Bajaj Consumer Care raised standalone advertising and sales promotion spending 28.5% to ₹49.2 crore in Q1 FY27. The increase tracked faster sales growth while consolidated EBITDA doubled, suggesting the brand push was supported by operating leverage rather than margin sacrifice.

Article:

Bajaj Consumer Care raised standalone advertising and sales promotion spending 28.5% to ₹49.2 crore in Q1 FY27, alongside 28.8% growth in standalone net sales to ₹335 crore. Consolidated net sales rose 28.3% to ₹341.4 crore, EBITDA doubled to ₹84.4 crore and profit after tax climbed 84.8% to ₹70.7 crore. Comparative figures were restated for the scheme of arrangement with Vishal Personal Care.

The company kept consolidated advertising at 14.6% of sales, unchanged from a year earlier, while gross margin improved to 61.8% from 56.7%. The numbers suggest operating leverage, distribution gains and pricing funded the extra spend; media investment alone did not create the quarter. The 28.5% increase also exceeded the 10%-15% ad-budget growth several Indian FMCG companies had signalled for the June quarter.

Managing director Naveen Pandey told analysts, “Advertising is not an area where we are trying to squeeze down the cost.” He said the company plans to stay near its historical 15%-16% advertising-to-sales range over the medium term.
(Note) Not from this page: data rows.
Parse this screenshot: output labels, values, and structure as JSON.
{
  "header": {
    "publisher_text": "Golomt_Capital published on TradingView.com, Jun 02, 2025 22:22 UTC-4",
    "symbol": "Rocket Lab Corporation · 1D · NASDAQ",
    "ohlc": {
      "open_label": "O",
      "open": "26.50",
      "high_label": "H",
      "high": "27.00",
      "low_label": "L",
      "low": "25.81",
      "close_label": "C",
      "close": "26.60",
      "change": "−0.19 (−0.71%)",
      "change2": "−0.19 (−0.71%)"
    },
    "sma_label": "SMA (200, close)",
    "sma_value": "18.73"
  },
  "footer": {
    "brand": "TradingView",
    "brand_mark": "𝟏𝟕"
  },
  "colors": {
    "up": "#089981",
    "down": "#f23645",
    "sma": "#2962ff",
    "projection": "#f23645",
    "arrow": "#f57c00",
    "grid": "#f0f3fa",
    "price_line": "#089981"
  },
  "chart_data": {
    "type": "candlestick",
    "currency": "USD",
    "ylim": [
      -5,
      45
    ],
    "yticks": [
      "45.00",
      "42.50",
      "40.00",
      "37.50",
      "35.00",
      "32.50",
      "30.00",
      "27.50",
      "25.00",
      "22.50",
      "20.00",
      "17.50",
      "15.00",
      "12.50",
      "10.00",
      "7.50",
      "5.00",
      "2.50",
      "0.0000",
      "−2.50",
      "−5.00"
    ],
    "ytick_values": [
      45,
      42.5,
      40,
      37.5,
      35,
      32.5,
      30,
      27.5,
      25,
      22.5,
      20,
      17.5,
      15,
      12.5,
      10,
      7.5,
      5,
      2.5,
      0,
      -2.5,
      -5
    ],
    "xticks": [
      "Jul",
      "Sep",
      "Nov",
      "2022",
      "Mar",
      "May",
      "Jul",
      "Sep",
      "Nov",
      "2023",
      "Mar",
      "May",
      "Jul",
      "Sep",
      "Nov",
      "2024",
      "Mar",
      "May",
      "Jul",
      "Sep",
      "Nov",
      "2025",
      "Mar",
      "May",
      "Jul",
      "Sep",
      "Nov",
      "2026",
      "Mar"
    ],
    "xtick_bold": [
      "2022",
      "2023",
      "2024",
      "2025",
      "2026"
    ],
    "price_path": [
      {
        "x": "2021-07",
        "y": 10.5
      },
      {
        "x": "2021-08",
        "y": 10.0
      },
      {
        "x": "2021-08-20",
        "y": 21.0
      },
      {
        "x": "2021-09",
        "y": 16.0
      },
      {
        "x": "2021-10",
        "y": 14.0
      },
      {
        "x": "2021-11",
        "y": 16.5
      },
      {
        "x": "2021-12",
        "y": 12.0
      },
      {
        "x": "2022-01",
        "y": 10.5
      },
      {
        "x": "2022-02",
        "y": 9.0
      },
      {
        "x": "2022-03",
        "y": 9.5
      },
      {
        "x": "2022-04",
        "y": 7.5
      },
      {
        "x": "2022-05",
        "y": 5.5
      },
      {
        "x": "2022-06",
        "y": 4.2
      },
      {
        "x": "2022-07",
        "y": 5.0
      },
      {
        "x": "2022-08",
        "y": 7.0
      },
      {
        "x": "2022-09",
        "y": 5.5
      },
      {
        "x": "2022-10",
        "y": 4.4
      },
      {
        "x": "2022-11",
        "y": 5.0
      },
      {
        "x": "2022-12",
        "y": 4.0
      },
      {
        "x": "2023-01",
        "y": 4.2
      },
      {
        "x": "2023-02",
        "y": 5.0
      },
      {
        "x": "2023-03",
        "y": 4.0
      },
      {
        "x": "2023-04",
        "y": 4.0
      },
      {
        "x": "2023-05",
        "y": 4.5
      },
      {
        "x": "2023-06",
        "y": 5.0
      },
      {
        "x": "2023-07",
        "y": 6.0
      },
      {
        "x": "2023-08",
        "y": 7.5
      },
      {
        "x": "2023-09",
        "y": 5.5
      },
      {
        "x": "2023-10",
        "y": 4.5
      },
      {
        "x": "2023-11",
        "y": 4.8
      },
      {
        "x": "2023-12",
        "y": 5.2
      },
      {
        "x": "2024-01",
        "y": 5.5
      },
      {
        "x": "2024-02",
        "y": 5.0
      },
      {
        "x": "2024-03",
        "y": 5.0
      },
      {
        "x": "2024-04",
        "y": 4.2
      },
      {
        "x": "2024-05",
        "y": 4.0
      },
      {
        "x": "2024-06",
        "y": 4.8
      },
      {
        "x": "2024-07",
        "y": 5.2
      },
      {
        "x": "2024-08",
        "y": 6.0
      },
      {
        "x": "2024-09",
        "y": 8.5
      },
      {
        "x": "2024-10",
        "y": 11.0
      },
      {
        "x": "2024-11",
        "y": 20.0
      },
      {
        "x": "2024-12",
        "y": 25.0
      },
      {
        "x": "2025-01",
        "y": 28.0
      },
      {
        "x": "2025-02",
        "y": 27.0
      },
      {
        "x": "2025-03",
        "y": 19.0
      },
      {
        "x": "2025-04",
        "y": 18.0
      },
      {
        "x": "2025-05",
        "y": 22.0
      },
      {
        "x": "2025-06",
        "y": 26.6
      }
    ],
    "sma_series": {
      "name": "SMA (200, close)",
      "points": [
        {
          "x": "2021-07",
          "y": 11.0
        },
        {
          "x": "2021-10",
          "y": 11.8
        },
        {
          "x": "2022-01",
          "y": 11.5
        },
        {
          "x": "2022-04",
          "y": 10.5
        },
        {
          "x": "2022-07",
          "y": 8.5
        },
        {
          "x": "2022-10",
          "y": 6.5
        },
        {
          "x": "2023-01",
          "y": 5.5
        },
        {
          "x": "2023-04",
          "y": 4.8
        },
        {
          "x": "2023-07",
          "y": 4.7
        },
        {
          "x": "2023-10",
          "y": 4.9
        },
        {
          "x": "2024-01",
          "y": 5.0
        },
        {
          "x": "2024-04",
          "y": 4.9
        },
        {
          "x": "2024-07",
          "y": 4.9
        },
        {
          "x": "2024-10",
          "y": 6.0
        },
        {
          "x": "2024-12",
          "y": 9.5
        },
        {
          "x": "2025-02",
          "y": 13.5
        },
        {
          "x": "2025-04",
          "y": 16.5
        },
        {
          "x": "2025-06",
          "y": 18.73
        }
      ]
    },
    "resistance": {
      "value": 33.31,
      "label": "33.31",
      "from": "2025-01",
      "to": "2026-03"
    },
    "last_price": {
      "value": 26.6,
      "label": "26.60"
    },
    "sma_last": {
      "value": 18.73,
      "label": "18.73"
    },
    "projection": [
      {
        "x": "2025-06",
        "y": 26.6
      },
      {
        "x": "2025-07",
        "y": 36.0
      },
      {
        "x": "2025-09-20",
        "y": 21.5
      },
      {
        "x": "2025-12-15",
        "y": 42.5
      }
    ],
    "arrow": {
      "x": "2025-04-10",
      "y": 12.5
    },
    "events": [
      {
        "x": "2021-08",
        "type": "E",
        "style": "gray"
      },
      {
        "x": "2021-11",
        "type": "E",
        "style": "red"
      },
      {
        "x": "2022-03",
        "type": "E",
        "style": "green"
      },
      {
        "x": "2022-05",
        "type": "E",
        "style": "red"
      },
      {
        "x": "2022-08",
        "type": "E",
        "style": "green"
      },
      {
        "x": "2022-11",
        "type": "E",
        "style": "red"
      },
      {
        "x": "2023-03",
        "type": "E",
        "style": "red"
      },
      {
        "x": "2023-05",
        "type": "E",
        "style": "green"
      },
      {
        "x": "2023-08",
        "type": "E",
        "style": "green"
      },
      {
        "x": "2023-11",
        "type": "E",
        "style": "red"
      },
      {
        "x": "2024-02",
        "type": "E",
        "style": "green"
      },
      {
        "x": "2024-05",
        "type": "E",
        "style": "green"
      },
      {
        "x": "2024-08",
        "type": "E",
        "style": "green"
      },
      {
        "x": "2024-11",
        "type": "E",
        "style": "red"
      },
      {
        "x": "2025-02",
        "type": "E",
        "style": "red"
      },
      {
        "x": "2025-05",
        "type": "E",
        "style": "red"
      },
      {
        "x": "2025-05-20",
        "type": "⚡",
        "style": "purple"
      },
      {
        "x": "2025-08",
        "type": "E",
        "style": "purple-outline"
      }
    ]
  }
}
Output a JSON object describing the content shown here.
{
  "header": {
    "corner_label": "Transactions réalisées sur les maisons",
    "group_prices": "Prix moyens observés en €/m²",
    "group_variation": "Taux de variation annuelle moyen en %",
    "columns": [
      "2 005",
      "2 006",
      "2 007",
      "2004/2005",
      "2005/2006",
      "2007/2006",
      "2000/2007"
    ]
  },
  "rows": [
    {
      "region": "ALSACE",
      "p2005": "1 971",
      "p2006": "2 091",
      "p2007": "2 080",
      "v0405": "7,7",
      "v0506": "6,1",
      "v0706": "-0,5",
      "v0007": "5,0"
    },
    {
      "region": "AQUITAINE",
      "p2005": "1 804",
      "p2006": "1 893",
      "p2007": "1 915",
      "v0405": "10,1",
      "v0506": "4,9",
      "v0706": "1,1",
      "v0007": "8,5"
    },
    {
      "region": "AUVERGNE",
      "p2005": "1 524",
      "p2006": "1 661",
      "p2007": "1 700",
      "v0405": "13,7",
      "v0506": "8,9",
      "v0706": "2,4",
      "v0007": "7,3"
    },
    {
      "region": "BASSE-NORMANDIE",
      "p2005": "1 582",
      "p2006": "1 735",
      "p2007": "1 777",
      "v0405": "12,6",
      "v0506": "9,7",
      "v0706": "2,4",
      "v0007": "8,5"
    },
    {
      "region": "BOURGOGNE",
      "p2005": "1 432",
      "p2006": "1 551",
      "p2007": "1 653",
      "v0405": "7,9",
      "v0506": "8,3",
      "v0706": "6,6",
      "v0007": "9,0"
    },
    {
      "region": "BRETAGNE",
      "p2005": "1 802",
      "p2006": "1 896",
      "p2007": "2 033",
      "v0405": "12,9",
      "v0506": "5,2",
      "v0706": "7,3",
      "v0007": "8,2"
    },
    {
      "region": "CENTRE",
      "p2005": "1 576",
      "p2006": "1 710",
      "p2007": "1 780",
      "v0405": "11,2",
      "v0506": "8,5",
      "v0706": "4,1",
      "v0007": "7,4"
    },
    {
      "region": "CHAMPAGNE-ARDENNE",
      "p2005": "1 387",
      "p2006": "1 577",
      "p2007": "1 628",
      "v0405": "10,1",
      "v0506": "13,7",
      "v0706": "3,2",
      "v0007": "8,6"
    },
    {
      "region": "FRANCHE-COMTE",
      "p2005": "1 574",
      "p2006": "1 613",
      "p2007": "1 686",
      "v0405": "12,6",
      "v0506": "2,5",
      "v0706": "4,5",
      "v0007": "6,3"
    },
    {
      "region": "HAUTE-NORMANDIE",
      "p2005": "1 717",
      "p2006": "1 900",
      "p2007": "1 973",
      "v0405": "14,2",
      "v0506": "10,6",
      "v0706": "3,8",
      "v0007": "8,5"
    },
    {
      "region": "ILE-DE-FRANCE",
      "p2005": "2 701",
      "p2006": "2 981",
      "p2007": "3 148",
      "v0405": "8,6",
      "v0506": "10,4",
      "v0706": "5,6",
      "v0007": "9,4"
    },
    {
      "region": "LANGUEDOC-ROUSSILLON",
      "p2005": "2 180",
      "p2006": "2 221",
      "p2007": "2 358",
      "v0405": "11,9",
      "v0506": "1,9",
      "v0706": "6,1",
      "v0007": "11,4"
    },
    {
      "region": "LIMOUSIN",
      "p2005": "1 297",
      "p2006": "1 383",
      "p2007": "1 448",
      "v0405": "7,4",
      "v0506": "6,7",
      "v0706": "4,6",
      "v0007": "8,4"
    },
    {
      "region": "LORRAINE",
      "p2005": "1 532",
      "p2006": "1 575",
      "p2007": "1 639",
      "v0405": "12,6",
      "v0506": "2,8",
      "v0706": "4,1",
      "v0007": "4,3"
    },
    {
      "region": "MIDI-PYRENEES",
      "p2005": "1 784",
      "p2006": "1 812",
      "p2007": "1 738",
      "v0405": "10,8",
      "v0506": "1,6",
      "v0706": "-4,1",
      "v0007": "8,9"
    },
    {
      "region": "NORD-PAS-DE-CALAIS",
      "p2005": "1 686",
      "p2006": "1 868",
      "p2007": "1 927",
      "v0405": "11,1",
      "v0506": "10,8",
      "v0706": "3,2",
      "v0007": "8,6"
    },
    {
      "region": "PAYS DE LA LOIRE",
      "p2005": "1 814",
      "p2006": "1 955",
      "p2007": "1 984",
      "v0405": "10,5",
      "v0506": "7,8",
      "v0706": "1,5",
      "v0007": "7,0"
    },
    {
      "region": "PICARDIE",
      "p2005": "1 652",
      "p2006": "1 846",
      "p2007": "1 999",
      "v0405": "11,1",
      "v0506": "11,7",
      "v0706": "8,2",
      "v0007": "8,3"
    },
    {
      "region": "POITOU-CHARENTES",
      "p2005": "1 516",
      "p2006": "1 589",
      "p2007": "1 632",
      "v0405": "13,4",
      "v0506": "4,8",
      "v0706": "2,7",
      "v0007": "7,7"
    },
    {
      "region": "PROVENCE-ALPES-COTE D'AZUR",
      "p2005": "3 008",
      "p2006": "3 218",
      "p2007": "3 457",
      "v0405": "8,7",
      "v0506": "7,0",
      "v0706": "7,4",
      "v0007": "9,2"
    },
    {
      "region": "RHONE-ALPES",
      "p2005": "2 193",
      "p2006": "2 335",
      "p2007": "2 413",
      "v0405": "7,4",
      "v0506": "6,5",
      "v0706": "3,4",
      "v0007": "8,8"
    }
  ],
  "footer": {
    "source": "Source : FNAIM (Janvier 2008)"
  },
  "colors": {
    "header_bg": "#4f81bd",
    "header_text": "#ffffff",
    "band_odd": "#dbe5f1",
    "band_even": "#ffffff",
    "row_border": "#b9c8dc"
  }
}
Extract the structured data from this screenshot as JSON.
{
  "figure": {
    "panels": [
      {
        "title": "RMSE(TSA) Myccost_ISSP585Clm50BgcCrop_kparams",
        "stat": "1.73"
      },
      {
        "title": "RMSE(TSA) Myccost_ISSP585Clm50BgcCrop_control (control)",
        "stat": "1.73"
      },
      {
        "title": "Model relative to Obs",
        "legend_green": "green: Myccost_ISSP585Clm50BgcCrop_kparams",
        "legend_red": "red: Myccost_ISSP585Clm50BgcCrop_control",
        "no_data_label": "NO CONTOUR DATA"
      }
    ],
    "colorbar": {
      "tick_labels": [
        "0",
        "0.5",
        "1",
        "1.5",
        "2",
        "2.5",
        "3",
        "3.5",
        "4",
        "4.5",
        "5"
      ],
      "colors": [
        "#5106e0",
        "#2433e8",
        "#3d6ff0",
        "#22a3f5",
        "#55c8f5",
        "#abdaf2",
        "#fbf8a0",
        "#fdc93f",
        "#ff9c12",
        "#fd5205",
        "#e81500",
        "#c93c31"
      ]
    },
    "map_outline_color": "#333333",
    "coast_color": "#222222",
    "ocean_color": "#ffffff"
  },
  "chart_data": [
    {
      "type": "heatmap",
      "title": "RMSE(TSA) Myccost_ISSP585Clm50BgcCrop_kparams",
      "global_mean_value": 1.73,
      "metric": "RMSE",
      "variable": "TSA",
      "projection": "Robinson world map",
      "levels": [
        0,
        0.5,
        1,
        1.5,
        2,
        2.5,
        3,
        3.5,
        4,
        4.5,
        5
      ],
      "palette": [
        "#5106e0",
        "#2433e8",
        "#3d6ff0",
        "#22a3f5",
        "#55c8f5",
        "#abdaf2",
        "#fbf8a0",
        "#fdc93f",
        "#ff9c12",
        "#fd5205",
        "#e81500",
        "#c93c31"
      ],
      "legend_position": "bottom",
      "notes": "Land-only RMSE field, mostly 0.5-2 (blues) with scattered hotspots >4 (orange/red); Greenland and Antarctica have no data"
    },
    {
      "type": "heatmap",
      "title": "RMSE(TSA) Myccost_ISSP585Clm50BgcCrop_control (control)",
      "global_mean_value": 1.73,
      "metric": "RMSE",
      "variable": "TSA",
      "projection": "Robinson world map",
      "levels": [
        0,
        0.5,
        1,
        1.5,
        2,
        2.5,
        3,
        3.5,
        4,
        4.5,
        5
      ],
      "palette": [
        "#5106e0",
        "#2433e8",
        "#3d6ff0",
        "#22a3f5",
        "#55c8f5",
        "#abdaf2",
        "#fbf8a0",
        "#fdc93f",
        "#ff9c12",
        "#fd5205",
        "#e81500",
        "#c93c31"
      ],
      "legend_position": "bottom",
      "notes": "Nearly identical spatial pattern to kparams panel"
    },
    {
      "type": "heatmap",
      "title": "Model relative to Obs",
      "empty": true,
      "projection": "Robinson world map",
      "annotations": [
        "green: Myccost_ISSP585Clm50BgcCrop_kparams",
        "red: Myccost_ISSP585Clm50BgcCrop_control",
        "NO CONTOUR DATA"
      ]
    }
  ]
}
Almond Drops hair oil, about 80% of the portfolio according to management, delivered underlying volume growth in the low teens. Smaller price-point packs and sachets outpaced the brand average, while general trade, modern trade and e-commerce recorded broad-based gains. Management also attributed coconut portfolio growth to wider distribution, not free volume.

The strategy now faces a tougher test. Management expects gross-margin pressure in Q2 as higher-cost raw materials move through inventory, and cautioned that growth should moderate as favourable base effects fade.

The marketing lesson is disciplined rather than dramatic: Bajaj Consumer Care held advertising intensity steady while sales and profits rose faster. Sustaining that equation will depend on repeat demand, distribution productivity and market-share gains. A larger media budget can amplify momentum; it cannot manufacture it.